Favourite moments in 2017
Wild Bore was an absolute marvel of satire and craft and pure theatrical madness. I laughed so much it hurt, and then it gave me so much to think about in regard to theatre criticism and the conversation between critic and artist. Whenever I’ve written a review since, I’ve interrogated my point of view more and tried even harder to dig in to what the artist was striving for, whether it worked for me or not. I’m so thrilled this show has travelled far and wide this year.

Nanette was so simple and so powerful and would have always been so, but in the year of the marriage equality survey, it had so much resonance throughout the community.
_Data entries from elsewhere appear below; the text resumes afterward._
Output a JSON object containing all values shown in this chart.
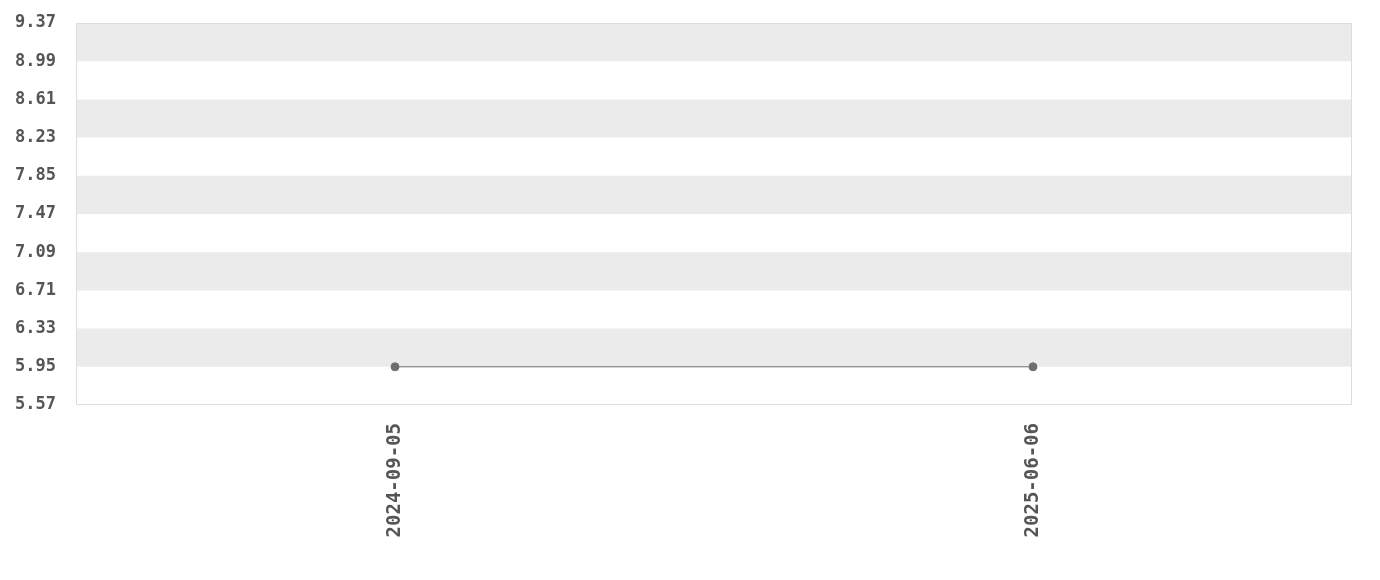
{
  "chart_data": {
    "type": "line",
    "categories": [
      "2024-09-05",
      "2025-06-06"
    ],
    "series": [
      {
        "color": "#6e6e6e",
        "values": [
          5.95,
          5.95
        ]
      }
    ],
    "ylim": [
      5.57,
      9.37
    ],
    "yticks": [
      5.57,
      5.95,
      6.33,
      6.71,
      7.09,
      7.47,
      7.85,
      8.23,
      8.61,
      8.99,
      9.37
    ],
    "bands": [
      {
        "axis": "y",
        "from": 5.95,
        "to": 6.33,
        "color": "#ebebeb"
      },
      {
        "axis": "y",
        "from": 6.71,
        "to": 7.09,
        "color": "#ebebeb"
      },
      {
        "axis": "y",
        "from": 7.47,
        "to": 7.85,
        "color": "#ebebeb"
      },
      {
        "axis": "y",
        "from": 8.23,
        "to": 8.61,
        "color": "#ebebeb"
      },
      {
        "axis": "y",
        "from": 8.99,
        "to": 9.37,
        "color": "#ebebeb"
      }
    ],
    "marker": "circle",
    "legend": false
  }
}
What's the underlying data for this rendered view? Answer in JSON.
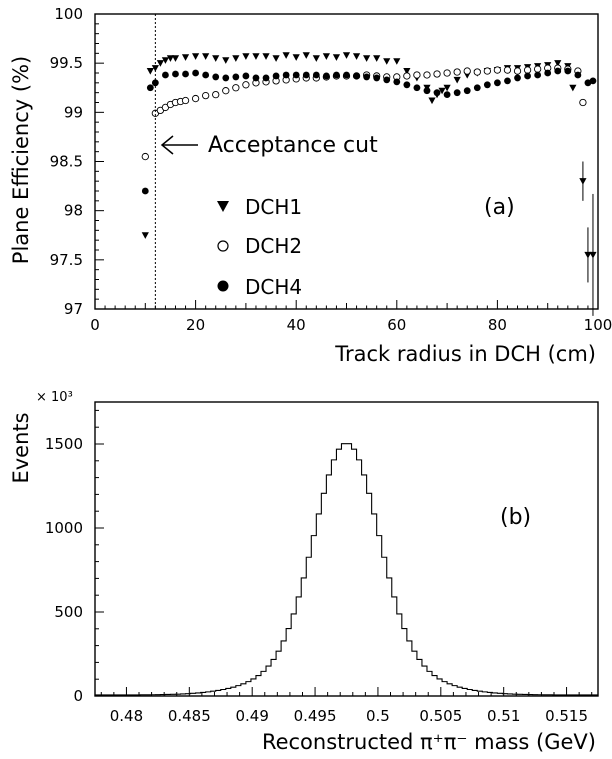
{
  "chart_data": [
    {
      "type": "scatter",
      "panel_label": "(a)",
      "xlabel": "Track radius in DCH (cm)",
      "ylabel": "Plane Efficiency (%)",
      "xlim": [
        0,
        100
      ],
      "ylim": [
        97,
        100
      ],
      "xticks": [
        0,
        20,
        40,
        60,
        80,
        100
      ],
      "xtick_labels": [
        "0",
        "20",
        "40",
        "60",
        "80",
        "100"
      ],
      "yticks": [
        97,
        97.5,
        98,
        98.5,
        99,
        99.5,
        100
      ],
      "ytick_labels": [
        "97",
        "97.5",
        "98",
        "98.5",
        "99",
        "99.5",
        "100"
      ],
      "cut_x": 12,
      "annotation": "Acceptance cut",
      "series": [
        {
          "name": "DCH1",
          "marker": "triangle-down",
          "x": [
            10,
            11,
            12,
            13,
            14,
            15,
            16,
            18,
            20,
            22,
            24,
            26,
            28,
            30,
            32,
            34,
            36,
            38,
            40,
            42,
            44,
            46,
            48,
            50,
            52,
            54,
            56,
            58,
            60,
            62,
            64,
            66,
            67,
            68,
            69,
            70,
            72,
            74,
            76,
            78,
            80,
            82,
            84,
            86,
            88,
            90,
            92,
            94,
            95,
            97,
            98,
            99
          ],
          "y": [
            97.75,
            99.42,
            99.45,
            99.5,
            99.53,
            99.55,
            99.55,
            99.56,
            99.57,
            99.57,
            99.55,
            99.53,
            99.55,
            99.57,
            99.57,
            99.57,
            99.55,
            99.58,
            99.56,
            99.58,
            99.55,
            99.57,
            99.56,
            99.58,
            99.57,
            99.55,
            99.55,
            99.52,
            99.52,
            99.42,
            99.35,
            99.25,
            99.12,
            99.18,
            99.22,
            99.25,
            99.33,
            99.38,
            99.4,
            99.42,
            99.43,
            99.45,
            99.45,
            99.46,
            99.47,
            99.48,
            99.5,
            99.47,
            99.25,
            98.3,
            97.55,
            97.55
          ],
          "err": [
            0,
            0,
            0,
            0,
            0,
            0,
            0,
            0,
            0,
            0,
            0,
            0,
            0,
            0,
            0,
            0,
            0,
            0,
            0,
            0,
            0,
            0,
            0,
            0,
            0,
            0,
            0,
            0,
            0,
            0,
            0,
            0,
            0,
            0,
            0,
            0,
            0,
            0,
            0,
            0,
            0,
            0,
            0,
            0,
            0,
            0,
            0,
            0,
            0,
            0.2,
            0.28,
            0.62
          ]
        },
        {
          "name": "DCH2",
          "marker": "circle-open",
          "x": [
            10,
            12,
            13,
            14,
            15,
            16,
            17,
            18,
            20,
            22,
            24,
            26,
            28,
            30,
            32,
            34,
            36,
            38,
            40,
            42,
            44,
            46,
            48,
            50,
            52,
            54,
            56,
            58,
            60,
            62,
            64,
            66,
            68,
            70,
            72,
            74,
            76,
            78,
            80,
            82,
            84,
            86,
            88,
            90,
            92,
            94,
            96,
            97
          ],
          "y": [
            98.55,
            98.99,
            99.02,
            99.05,
            99.08,
            99.1,
            99.11,
            99.12,
            99.14,
            99.17,
            99.18,
            99.22,
            99.25,
            99.28,
            99.3,
            99.31,
            99.32,
            99.33,
            99.34,
            99.35,
            99.35,
            99.36,
            99.37,
            99.37,
            99.37,
            99.38,
            99.37,
            99.36,
            99.36,
            99.37,
            99.38,
            99.38,
            99.39,
            99.4,
            99.41,
            99.42,
            99.41,
            99.42,
            99.43,
            99.43,
            99.42,
            99.43,
            99.44,
            99.45,
            99.45,
            99.44,
            99.42,
            99.1
          ]
        },
        {
          "name": "DCH4",
          "marker": "circle-filled",
          "x": [
            10,
            11,
            12,
            14,
            16,
            18,
            20,
            22,
            24,
            26,
            28,
            30,
            32,
            34,
            36,
            38,
            40,
            42,
            44,
            46,
            48,
            50,
            52,
            54,
            56,
            58,
            60,
            62,
            64,
            66,
            68,
            70,
            72,
            74,
            76,
            78,
            80,
            82,
            84,
            86,
            88,
            90,
            92,
            94,
            96,
            98,
            99
          ],
          "y": [
            98.2,
            99.25,
            99.3,
            99.38,
            99.39,
            99.39,
            99.4,
            99.38,
            99.36,
            99.35,
            99.36,
            99.37,
            99.35,
            99.35,
            99.37,
            99.38,
            99.38,
            99.38,
            99.38,
            99.37,
            99.38,
            99.38,
            99.37,
            99.36,
            99.35,
            99.33,
            99.31,
            99.28,
            99.25,
            99.22,
            99.2,
            99.18,
            99.2,
            99.22,
            99.25,
            99.28,
            99.3,
            99.32,
            99.35,
            99.37,
            99.38,
            99.4,
            99.42,
            99.42,
            99.38,
            99.3,
            99.32
          ]
        }
      ]
    },
    {
      "type": "histogram",
      "panel_label": "(b)",
      "xlabel": "Reconstructed π⁺π⁻ mass (GeV)",
      "ylabel": "Events",
      "yscale_label": "× 10³",
      "xlim": [
        0.4775,
        0.5175
      ],
      "ylim": [
        0,
        1750
      ],
      "xticks": [
        0.48,
        0.485,
        0.49,
        0.495,
        0.5,
        0.505,
        0.51,
        0.515
      ],
      "xtick_labels": [
        "0.48",
        "0.485",
        "0.49",
        "0.495",
        "0.5",
        "0.505",
        "0.51",
        "0.515"
      ],
      "yticks": [
        0,
        500,
        1000,
        1500
      ],
      "ytick_labels": [
        "0",
        "500",
        "1000",
        "1500"
      ],
      "bin_width": 0.0004,
      "peak_center": 0.4975,
      "peak_height": 1500,
      "peak_sigma": 0.0025,
      "tail_level": 6
    }
  ]
}
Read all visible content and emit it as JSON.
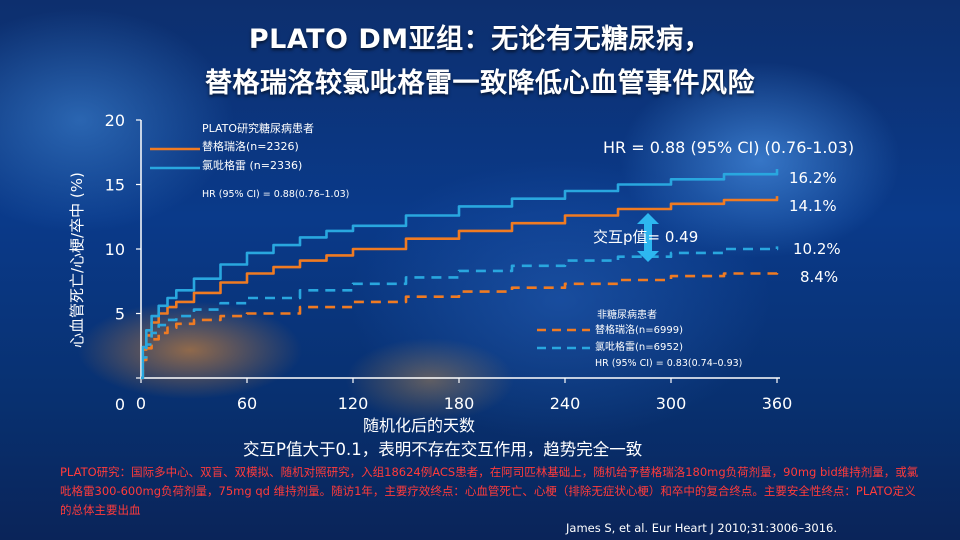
{
  "title_line1": "PLATO DM亚组：无论有无糖尿病，",
  "title_line2": "替格瑞洛较氯吡格雷一致降低心血管事件风险",
  "chart_data": {
    "type": "line",
    "ylabel": "心血管死亡/心梗/卒中 (%)",
    "xlabel": "随机化后的天数",
    "xlim": [
      0,
      360
    ],
    "ylim": [
      0,
      20
    ],
    "xticks": [
      0,
      60,
      120,
      180,
      240,
      300,
      360
    ],
    "yticks": [
      0,
      5,
      10,
      15,
      20
    ],
    "xtick_labels": [
      "0",
      "60",
      "120",
      "180",
      "240",
      "300",
      "360"
    ],
    "ytick_labels": [
      "0",
      "5",
      "10",
      "15",
      "20"
    ],
    "legend_top": {
      "heading": "PLATO研究糖尿病患者",
      "items": [
        "替格瑞洛(n=2326)",
        "氯吡格雷  (n=2336)"
      ],
      "hr": "HR (95% CI) = 0.88(0.76–1.03)"
    },
    "legend_bottom": {
      "heading": "非糖尿病患者",
      "items": [
        "替格瑞洛(n=6999)",
        "氯吡格雷(n=6952)"
      ],
      "hr": "HR (95% CI) = 0.83(0.74–0.93)"
    },
    "hr_big": "HR  = 0.88 (95% CI)  (0.76-1.03)",
    "interaction": "交互p值= 0.49",
    "end_labels": [
      "16.2%",
      "14.1%",
      "10.2%",
      "8.4%"
    ],
    "series": [
      {
        "name": "替格瑞洛(n=2326)",
        "color": "#f07b22",
        "dash": false,
        "x": [
          0,
          1,
          3,
          6,
          10,
          15,
          20,
          30,
          45,
          60,
          75,
          90,
          105,
          120,
          150,
          180,
          210,
          240,
          270,
          300,
          330,
          360
        ],
        "y": [
          0,
          2.2,
          3.3,
          4.3,
          5.0,
          5.5,
          5.9,
          6.6,
          7.4,
          8.1,
          8.6,
          9.1,
          9.5,
          10.0,
          10.8,
          11.4,
          12.0,
          12.6,
          13.1,
          13.5,
          13.8,
          14.1
        ]
      },
      {
        "name": "氯吡格雷  (n=2336)",
        "color": "#29a7df",
        "dash": false,
        "x": [
          0,
          1,
          3,
          6,
          10,
          15,
          20,
          30,
          45,
          60,
          75,
          90,
          105,
          120,
          150,
          180,
          210,
          240,
          270,
          300,
          330,
          360
        ],
        "y": [
          0,
          2.4,
          3.7,
          4.8,
          5.6,
          6.2,
          6.8,
          7.7,
          8.8,
          9.7,
          10.3,
          10.9,
          11.4,
          11.8,
          12.6,
          13.3,
          13.9,
          14.5,
          15.0,
          15.4,
          15.8,
          16.2
        ]
      },
      {
        "name": "替格瑞洛(n=6999)",
        "color": "#f07b22",
        "dash": true,
        "x": [
          0,
          1,
          3,
          6,
          10,
          15,
          20,
          30,
          45,
          60,
          90,
          120,
          150,
          180,
          210,
          240,
          270,
          300,
          330,
          360
        ],
        "y": [
          0,
          1.4,
          2.3,
          3.0,
          3.5,
          3.9,
          4.2,
          4.5,
          4.8,
          5.0,
          5.5,
          5.9,
          6.3,
          6.7,
          7.0,
          7.3,
          7.6,
          7.9,
          8.1,
          8.4
        ]
      },
      {
        "name": "氯吡格雷(n=6952)",
        "color": "#29a7df",
        "dash": true,
        "x": [
          0,
          1,
          3,
          6,
          10,
          15,
          20,
          30,
          45,
          60,
          90,
          120,
          150,
          180,
          210,
          240,
          270,
          300,
          330,
          360
        ],
        "y": [
          0,
          1.6,
          2.6,
          3.5,
          4.1,
          4.5,
          4.8,
          5.3,
          5.8,
          6.2,
          6.8,
          7.3,
          7.8,
          8.3,
          8.7,
          9.1,
          9.4,
          9.7,
          10.0,
          10.2
        ]
      }
    ]
  },
  "subtitle": "交互P值大于0.1，表明不存在交互作用，趋势完全一致",
  "study_text": "PLATO研究：国际多中心、双盲、双模拟、随机对照研究，入组18624例ACS患者，在阿司匹林基础上，随机给予替格瑞洛180mg负荷剂量，90mg bid维持剂量，或氯吡格雷300-600mg负荷剂量，75mg  qd 维持剂量。随访1年，主要疗效终点：心血管死亡、心梗（排除无症状心梗）和卒中的复合终点。主要安全性终点：PLATO定义的总体主要出血",
  "reference": "James S, et al. Eur Heart J 2010;31:3006–3016."
}
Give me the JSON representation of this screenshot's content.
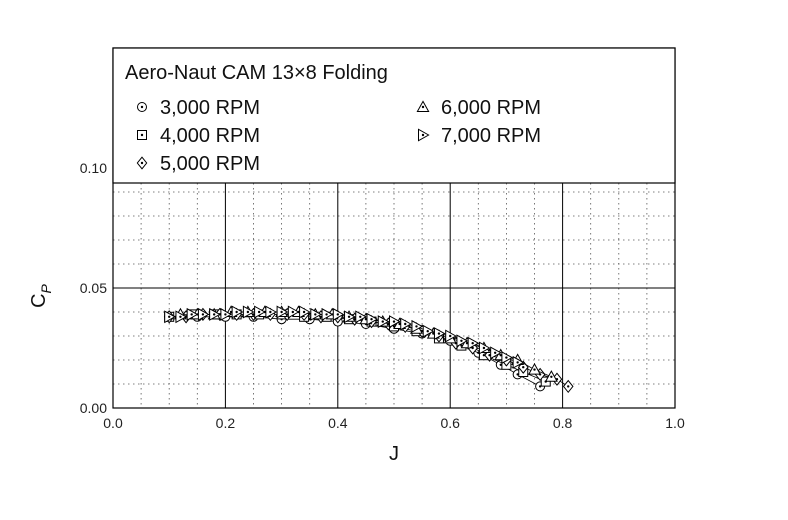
{
  "chart_data": {
    "type": "scatter",
    "title": "Aero-Naut CAM 13×8 Folding",
    "xlabel": "J",
    "ylabel_main": "C",
    "ylabel_sub": "P",
    "xlim": [
      0.0,
      1.0
    ],
    "ylim": [
      0.0,
      0.15
    ],
    "x_ticks": [
      "0.0",
      "0.2",
      "0.4",
      "0.6",
      "0.8",
      "1.0"
    ],
    "y_ticks": [
      "0.00",
      "0.05",
      "0.10"
    ],
    "grid": true,
    "legend_position": "top",
    "series": [
      {
        "name": "3,000 RPM",
        "marker": "circle-dot",
        "x": [
          0.1,
          0.15,
          0.2,
          0.25,
          0.3,
          0.35,
          0.4,
          0.45,
          0.5,
          0.55,
          0.6,
          0.65,
          0.69,
          0.72,
          0.76
        ],
        "y": [
          0.038,
          0.038,
          0.038,
          0.038,
          0.037,
          0.037,
          0.036,
          0.035,
          0.033,
          0.031,
          0.028,
          0.023,
          0.018,
          0.014,
          0.009
        ]
      },
      {
        "name": "4,000 RPM",
        "marker": "square-dot",
        "x": [
          0.1,
          0.14,
          0.18,
          0.22,
          0.26,
          0.3,
          0.34,
          0.38,
          0.42,
          0.46,
          0.5,
          0.54,
          0.58,
          0.62,
          0.66,
          0.7,
          0.73,
          0.77
        ],
        "y": [
          0.038,
          0.039,
          0.039,
          0.039,
          0.039,
          0.039,
          0.038,
          0.038,
          0.037,
          0.036,
          0.034,
          0.032,
          0.029,
          0.026,
          0.022,
          0.018,
          0.015,
          0.011
        ]
      },
      {
        "name": "5,000 RPM",
        "marker": "diamond-dot",
        "x": [
          0.1,
          0.13,
          0.16,
          0.19,
          0.22,
          0.25,
          0.28,
          0.31,
          0.34,
          0.37,
          0.4,
          0.43,
          0.46,
          0.49,
          0.52,
          0.55,
          0.58,
          0.61,
          0.64,
          0.67,
          0.7,
          0.73,
          0.76,
          0.79,
          0.81
        ],
        "y": [
          0.038,
          0.038,
          0.039,
          0.039,
          0.039,
          0.039,
          0.039,
          0.039,
          0.039,
          0.038,
          0.038,
          0.037,
          0.036,
          0.035,
          0.034,
          0.032,
          0.03,
          0.027,
          0.025,
          0.022,
          0.02,
          0.017,
          0.014,
          0.012,
          0.009
        ]
      },
      {
        "name": "6,000 RPM",
        "marker": "triangle-up-dot",
        "x": [
          0.12,
          0.15,
          0.18,
          0.21,
          0.24,
          0.27,
          0.3,
          0.33,
          0.36,
          0.39,
          0.42,
          0.45,
          0.48,
          0.51,
          0.54,
          0.57,
          0.6,
          0.63,
          0.66,
          0.69,
          0.72,
          0.75,
          0.78
        ],
        "y": [
          0.039,
          0.039,
          0.039,
          0.04,
          0.04,
          0.04,
          0.04,
          0.04,
          0.039,
          0.039,
          0.038,
          0.037,
          0.036,
          0.035,
          0.033,
          0.031,
          0.029,
          0.027,
          0.025,
          0.022,
          0.02,
          0.016,
          0.013
        ]
      },
      {
        "name": "7,000 RPM",
        "marker": "triangle-right-dot",
        "x": [
          0.1,
          0.12,
          0.14,
          0.16,
          0.18,
          0.2,
          0.22,
          0.24,
          0.26,
          0.28,
          0.3,
          0.32,
          0.34,
          0.36,
          0.38,
          0.4,
          0.42,
          0.44,
          0.46,
          0.48,
          0.5,
          0.52,
          0.54,
          0.56,
          0.58,
          0.6,
          0.62,
          0.64,
          0.66,
          0.68,
          0.7,
          0.72
        ],
        "y": [
          0.038,
          0.038,
          0.039,
          0.039,
          0.039,
          0.039,
          0.04,
          0.04,
          0.04,
          0.04,
          0.04,
          0.04,
          0.04,
          0.039,
          0.039,
          0.039,
          0.038,
          0.038,
          0.037,
          0.036,
          0.036,
          0.035,
          0.034,
          0.032,
          0.031,
          0.03,
          0.028,
          0.027,
          0.025,
          0.023,
          0.021,
          0.019
        ]
      }
    ]
  }
}
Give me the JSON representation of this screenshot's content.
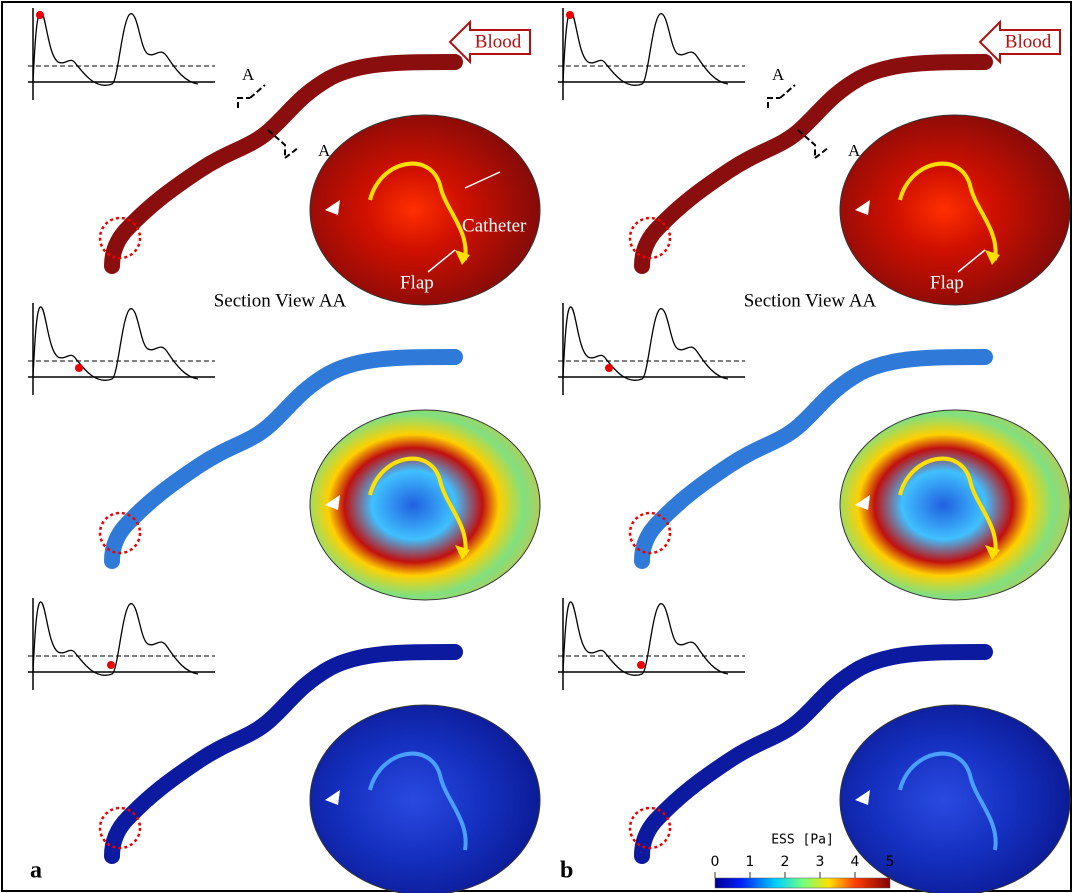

Stand-up comedy can be so immediate and respond to politics and society in a way traditional forms of theatre cannot because of its lengthy development process. This, though, is the culmination of Hannah Gadsby’s stand-up career; a show she has been writing and not writing for her whole career. Astonishing and brave and remarkable. And, as with Wild Bore, I’m glad this show has toured all over the place.

Looking forward to in 2018
I’m looking forward to Stephen Nicolazzo and Eugyeene Teh and Katie Sfetkidis being let loose at MTC for Abigail’s Party. I’m excited for The Curious Incident of the Dog in the Nighttime, also at MTC. The Malthouse line-up looks thrilling from beginning to end, but I am hanging out for Melancholia, Blackie Blackie Brown and the shows from Belarus Free Theatre.

Outside the main stages, I want to see Strangers in Between at Midsumma, directed by Daniel Lammin. And whatever is happening at Theatre Works, which had a really great 2017.

SM: Keith is a writer who sees and supports a LOT of independent theatre. I read his reviews and they often influence my choice to see a work, especially if it's new writing.

Tom Middleditch
Playwright, director

Tom Middleditch

Favourite moments in 2017
Awakening, remounting  MUST's season last year. It's rare to find a work that speaks for teenagers across the ages, corrects the faults of the original text while making the heart of said original stand strong. Vibrant, unapologetic, necessary, it's the sort of work that reminds you what we were really in danger of in the teen years, and fondly remembers those who didn't get to tell the tale themselves.

Germinal, as part of the Melbourne Festival. As a lover of Absurdism and anything involving the universe, I was sold from the blurb alone. What I wasn't expecting was the most joyful experience in theatre I've had in years. It collects its silly moments like the grandest and most adorably astute Absurdist on the open mic and climaxes, making not so much a point but a celebration of the stuff that just happened. Also, the joy of seeing a group of actors take to the Malthouse stage with pickaxes and ramming trees through the stage had me giggling for a good long time.

Looking forward to in 2018
Top of the list is The Curious Incident of the Dog in the Nighttime (which is here years before I expected), telling a neurodiverse story that will be the genre and pop culture reference point for those on the spectrum for years to come, and on which all evolution towards acceptance and empathy will sprout from.

I'm also pumped for Jean Tong's Hungry Ghosts at the MTC. Seeing our generation of theatre makers and playwrights get the main stage attention they deserve is vindicating, and after catching their work in the Poppy Seed festival, Jean is one of the voices I want front and centre of this new wave.

SM: Tom's Alexithymia recently premiered at the Poppy Seed Festival. Full of heart and understanding, and I really hope it gets the chance for some development and another season. So much of power of theatre is seeing the world through different eyes;  writes neurodiverse characters and stories that remind us that we all see and understand the world differently.